Phased rollout: The CS AI assistant was rolled out in a phased approach to provide thorough, high-quality answers. In the future, there are plans to integrate their Amazon Q Business application with existing email and CRM interfaces, and to expand its use to additional use cases and functions within LSEG. 

Solution overview
In this solution overview, we’ll explore the LCH-built Amazon Q Business application.
The LCH admin team developed a web-based interface that serves as a gateway for their internal client services team to interact with the Amazon Q Business API and other AWS services (Amazon Elastic Compute Cloud (Amazon ECS), Amazon API Gateway, AWS Lambda, Amazon DynamoDB, Amazon Simple Storage Service (Amazon S3), and Amazon Bedrock) and secured it using SAML 2.0 IAM federation—maintaining secure access to the chat interface—to retrieve answers from a pre-indexed knowledge base and to validate the responses using Anthropic’s Claude v2 LLM.
The following figure illustrates the architecture for the LCH client services application.

The workflow consists of the following steps:

The LCH team set up the Amazon Q Business application using a SAML 2.0 IAM IdP. (The example in the blog post shows connecting with Okta as the IdP for Amazon Q Business. However, the LCH team built the application using a third-party solution as the IdP instead of Okta). This architecture allows LCH users to sign in using their existing identity credentials from their enterprise IdP, while they maintain control over which users have access to their Amazon Q Business application.
The application had two data sources as part of the configuration for their Amazon Q Business application:

An S3 bucket to store and index their internal LCH documents.
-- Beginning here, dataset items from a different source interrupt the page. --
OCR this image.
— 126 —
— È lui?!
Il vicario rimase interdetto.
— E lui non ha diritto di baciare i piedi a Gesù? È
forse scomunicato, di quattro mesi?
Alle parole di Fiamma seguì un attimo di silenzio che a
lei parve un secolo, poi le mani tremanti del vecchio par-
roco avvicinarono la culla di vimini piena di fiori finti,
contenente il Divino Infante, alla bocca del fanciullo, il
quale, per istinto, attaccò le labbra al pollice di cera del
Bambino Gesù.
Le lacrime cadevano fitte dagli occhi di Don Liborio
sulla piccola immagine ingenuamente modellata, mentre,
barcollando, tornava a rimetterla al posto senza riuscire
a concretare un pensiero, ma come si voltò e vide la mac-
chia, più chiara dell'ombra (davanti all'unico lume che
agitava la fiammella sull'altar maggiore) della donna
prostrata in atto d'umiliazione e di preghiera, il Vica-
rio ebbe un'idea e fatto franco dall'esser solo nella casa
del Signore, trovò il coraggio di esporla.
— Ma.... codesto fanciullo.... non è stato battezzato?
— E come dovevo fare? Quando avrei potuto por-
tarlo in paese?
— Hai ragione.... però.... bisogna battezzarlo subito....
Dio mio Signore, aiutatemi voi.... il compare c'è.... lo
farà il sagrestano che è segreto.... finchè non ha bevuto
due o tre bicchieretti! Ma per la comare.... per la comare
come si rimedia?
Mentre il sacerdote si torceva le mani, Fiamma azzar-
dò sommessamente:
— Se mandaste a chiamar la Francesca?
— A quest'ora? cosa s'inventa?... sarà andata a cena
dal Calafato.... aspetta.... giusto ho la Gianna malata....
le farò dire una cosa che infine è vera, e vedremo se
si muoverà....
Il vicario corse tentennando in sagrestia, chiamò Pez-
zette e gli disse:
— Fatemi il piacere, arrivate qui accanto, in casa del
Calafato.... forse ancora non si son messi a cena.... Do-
This allows the Amazon Q Business application to access and search through their internal product FAQ PDF documents as part of providing responses to user queries. Indexing the documents in Amazon S3 makes them readily available for the application to retrieve relevant information.
In addition to internal documents, the team has also set up their public-facing LCH website as a data source using a web crawler that can index and extract information from their rulebooks.
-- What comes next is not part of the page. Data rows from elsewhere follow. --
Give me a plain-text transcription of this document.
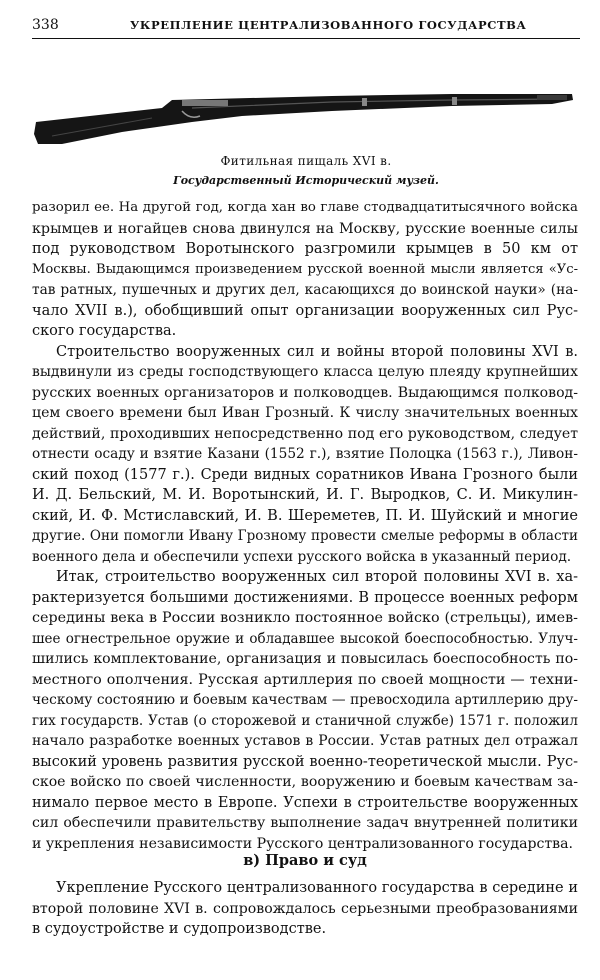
338	УКРЕПЛЕНИЕ ЦЕНТРАЛИЗОВАННОГО ГОСУДАРСТВА
Фитильная пищаль XVI в.
Государственный Исторический музей.

разорил ее. На другой год, когда хан во главе стодвадцатитысячного войска
крымцев и ногайцев снова двинулся на Москву, русские военные силы
под руководством Воротынского разгромили крымцев в 50 км от
Москвы. Выдающимся произведением русской военной мысли является «Ус-
тав ратных, пушечных и других дел, касающихся до воинской науки» (на-
чало XVII в.), обобщивший опыт организации вооруженных сил Рус-
ского государства.

Строительство вооруженных сил и войны второй половины XVI в.
выдвинули из среды господствующего класса целую плеяду крупнейших
русских военных организаторов и полководцев. Выдающимся полковод-
цем своего времени был Иван Грозный. К числу значительных военных
действий, проходивших непосредственно под его руководством, следует
отнести осаду и взятие Казани (1552 г.), взятие Полоцка (1563 г.), Ливон-
ский поход (1577 г.). Среди видных соратников Ивана Грозного были
И. Д. Бельский, М. И. Воротынский, И. Г. Выродков, С. И. Микулин-
ский, И. Ф. Мстиславский, И. В. Шереметев, П. И. Шуйский и многие
другие. Они помогли Ивану Грозному провести смелые реформы в области
военного дела и обеспечили успехи русского войска в указанный период.

Итак, строительство вооруженных сил второй половины XVI в. ха-
рактеризуется большими достижениями. В процессе военных реформ
середины века в России возникло постоянное войско (стрельцы), имев-
шее огнестрельное оружие и обладавшее высокой боеспособностью. Улуч-
шились комплектование, организация и повысилась боеспособность по-
местного ополчения. Русская артиллерия по своей мощности — техни-
ческому состоянию и боевым качествам — превосходила артиллерию дру-
гих государств. Устав (о сторожевой и станичной службе) 1571 г. положил
начало разработке военных уставов в России. Устав ратных дел отражал
высокий уровень развития русской военно-теоретической мысли. Рус-
ское войско по своей численности, вооружению и боевым качествам за-
нимало первое место в Европе. Успехи в строительстве вооруженных
сил обеспечили правительству выполнение задач внутренней политики
и укрепления независимости Русского централизованного государства.

в) Право и суд

Укрепление Русского централизованного государства в середине и
второй половине XVI в. сопровождалось серьезными преобразованиями
в судоустройстве и судопроизводстве.
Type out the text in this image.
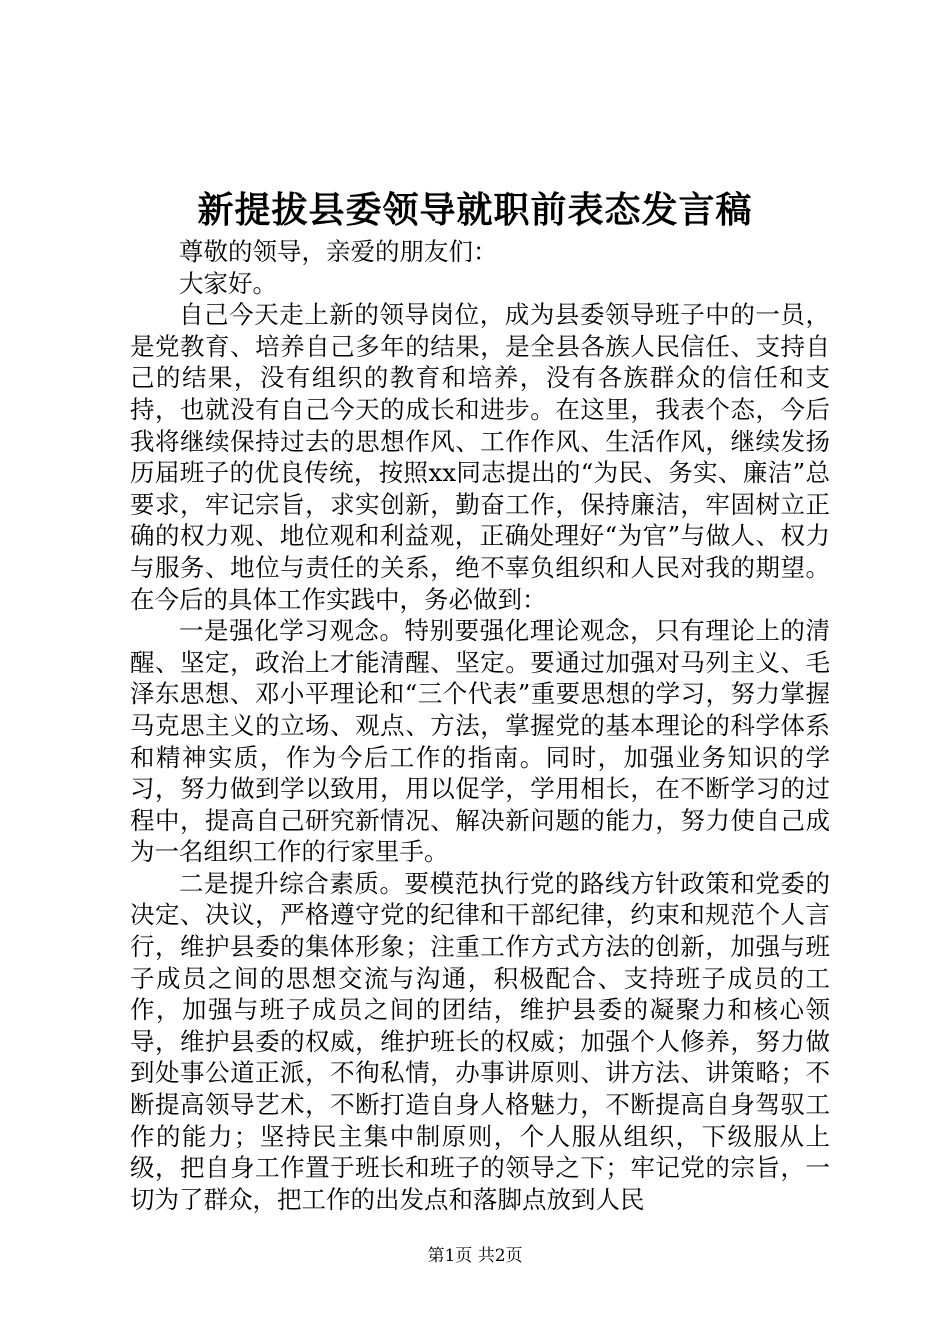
新提拔县委领导就职前表态发言稿

尊敬的领导，亲爱的朋友们：

大家好。

自己今天走上新的领导岗位，成为县委领导班子中的一员，是党教育、培养自己多年的结果，是全县各族人民信任、支持自己的结果，没有组织的教育和培养，没有各族群众的信任和支持，也就没有自己今天的成长和进步。在这里，我表个态，今后我将继续保持过去的思想作风、工作作风、生活作风，继续发扬历届班子的优良传统，按照xx同志提出的“为民、务实、廉洁”总要求，牢记宗旨，求实创新，勤奋工作，保持廉洁，牢固树立正确的权力观、地位观和利益观，正确处理好“为官”与做人、权力与服务、地位与责任的关系，绝不辜负组织和人民对我的期望。在今后的具体工作实践中，务必做到：

一是强化学习观念。特别要强化理论观念，只有理论上的清醒、坚定，政治上才能清醒、坚定。要通过加强对马列主义、毛泽东思想、邓小平理论和“三个代表”重要思想的学习，努力掌握马克思主义的立场、观点、方法，掌握党的基本理论的科学体系和精神实质，作为今后工作的指南。同时，加强业务知识的学习，努力做到学以致用，用以促学，学用相长，在不断学习的过程中，提高自己研究新情况、解决新问题的能力，努力使自己成为一名组织工作的行家里手。

二是提升综合素质。要模范执行党的路线方针政策和党委的决定、决议，严格遵守党的纪律和干部纪律，约束和规范个人言行，维护县委的集体形象；注重工作方式方法的创新，加强与班子成员之间的思想交流与沟通，积极配合、支持班子成员的工作，加强与班子成员之间的团结，维护县委的凝聚力和核心领导，维护县委的权威，维护班长的权威；加强个人修养，努力做到处事公道正派，不徇私情，办事讲原则、讲方法、讲策略；不断提高领导艺术，不断打造自身人格魅力，不断提高自身驾驭工作的能力；坚持民主集中制原则，个人服从组织，下级服从上级，把自身工作置于班长和班子的领导之下；牢记党的宗旨，一切为了群众，把工作的出发点和落脚点放到人民

第1页 共2页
The LCH team opted for a custom user interface (UI) instead of the built-in web experience provided by Amazon Q Business to have more control over the frontend by directly accessing the Amazon Q Business API. The application’s frontend was developed using the open source application framework and hosted on Amazon ECS. The frontend application accesses an Amazon API Gateway REST API endpoint to interact with the business logic written in AWS Lambda
The architecture consists of two Lambda functions:

An authorizer Lambda function is responsible for authorizing the frontend application to access the Amazon Q business API by generating temporary AWS credentials.
A ChatSync Lambda function is responsible for accessing the Amazon Q Business ChatSync API to start an Amazon Q Business conversation.

The architecture includes a Validator Lambda function, which is used by the admin to validate the accuracy of the responses generated by the Amazon Q Business application.

The LCH team has stored a golden answer knowledge base in an S3 bucket, consisting of approximately 100 questions and answers about their product FAQs and rulebooks collected from their live agents. This knowledge base serves as a benchmark for the accuracy and reliability of the AI-generated responses.
By comparing the Amazon Q Business chat responses against their golden answers, LCH can verify that the AI-powered assistant is providing accurate and consistent information to their customers.
The Validator Lambda function retrieves data from a DynamoDB table and sends it to Amazon Bedrock, a fully managed service that offers a choice of high-performing foundation models (FMs) that can be used to quickly experiment with and evaluate top FMs for a given use case, privately customize the FMs with existing data using techniques such as fine-tuning and RAG, and build agents that execute tasks using enterprise systems and data sources.
The Amazon Bedrock service uses Anthropic’s Claude v2 model to validate the Amazon Q Business application queries and responses against the golden answers stored in the S3 bucket.
Anthropic’s Claude v2 model returns a score for each question and answer, in addition to a total score, which is then provided to the application admin for review.
The Amazon Q Business application returned answers within a few seconds for each question. The overall expectation is that Amazon Q Business saves time for each live agent on each question by providing quick and correct responses.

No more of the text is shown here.